The FRICT-ION method provides a simpler intraoral approach (Figure 1). The benefits of using the mouse FRICT-ION model of trigeminal nerve injury for study of chronic neuropathic pain in general are many. The model induces long-term chronic neuropathic pain with no other apparent side effects or outward physical indication. The mouse experiences no health or weight gain issues. The method exposes the rodent to only minutes of isoflurane anesthesia but sensitivity in the receptive field on the whiskerpad persists indefinitely. If done correctly, the minimally invasive surgery has little or no bleeding. The model is quickly and easily mastered following the instructions provided below.

Surgical Induction of the FRICT-ION Model
We induce the model in either BALBc or C57Bl/6 mice (20 to 25 g; 8-10 weeks; Harlan Laboratories, Indianapolis, IN). We have performed the procedure in older mice with no complications. The surgery is performed open mouth through a tiny slit to align chromic gut suture along the trigeminal nerve. The constant but minimal nerve irritation likely produced with chewing is similar to one known cause of trigeminal neuropathic pain, irritation by proximity of the nerve to pulsating brainstem vasculature which is relieved by insertion of a Teflon sheet (Dandy, 1934; Xia et al., 2014). The extended duration of orofacial neuropathic pain models provides an optimal platform for preclinical testing of potential therapeutics since mechanical and cold sensitivities, anxiety, and depression-like behaviors are measurable.
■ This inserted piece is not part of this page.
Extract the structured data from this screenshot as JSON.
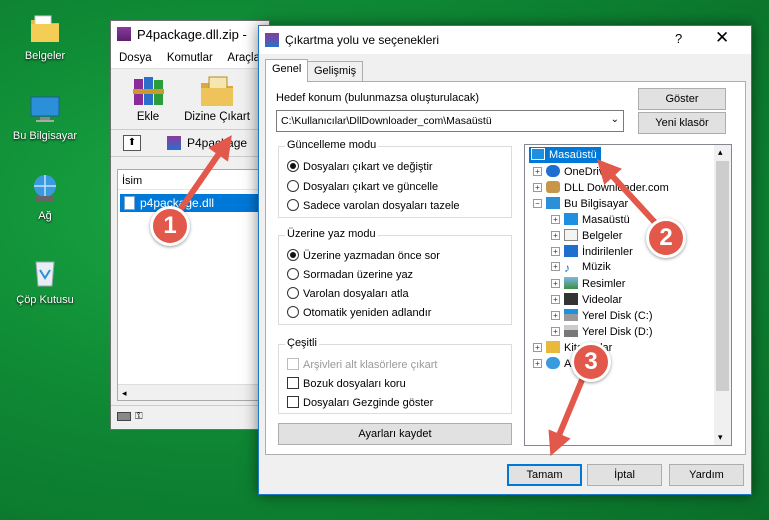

The model illustrated here is induced by inserting 3 mm of chromic gut suture intraorally into the tight space where the infraorbital nerve (ION) passes through the bony infraorbital foramen. Similar to nerve biopsies from patients (Weis et al., 2012), the TIC model we reported previously using the intraorbital surgical approach did not cause the axonal degeneration seen in tied or cut nerve models (Ma et al., 2012). As a result, the TIC model induced hypersensitivities similar to those in the human condition, i.e., mechanical and cold allodynia, but not heat hypersensitivity, along with anxiety and depression. Though not tested as yet, we are hopeful that these results will be duplicated using the intraoral approach to induce the FRICT-ION model. The model is illustrated here induced on the right side of the mice in all figures. The model has been induced in both males and females, BALBc and C57Bl/6, and while not yet tested by our lab, likely could also be done in rats. The intraoral approach has been used previously in rats to induce the nerve tied CCI-ION model (Immamura et al., 1997).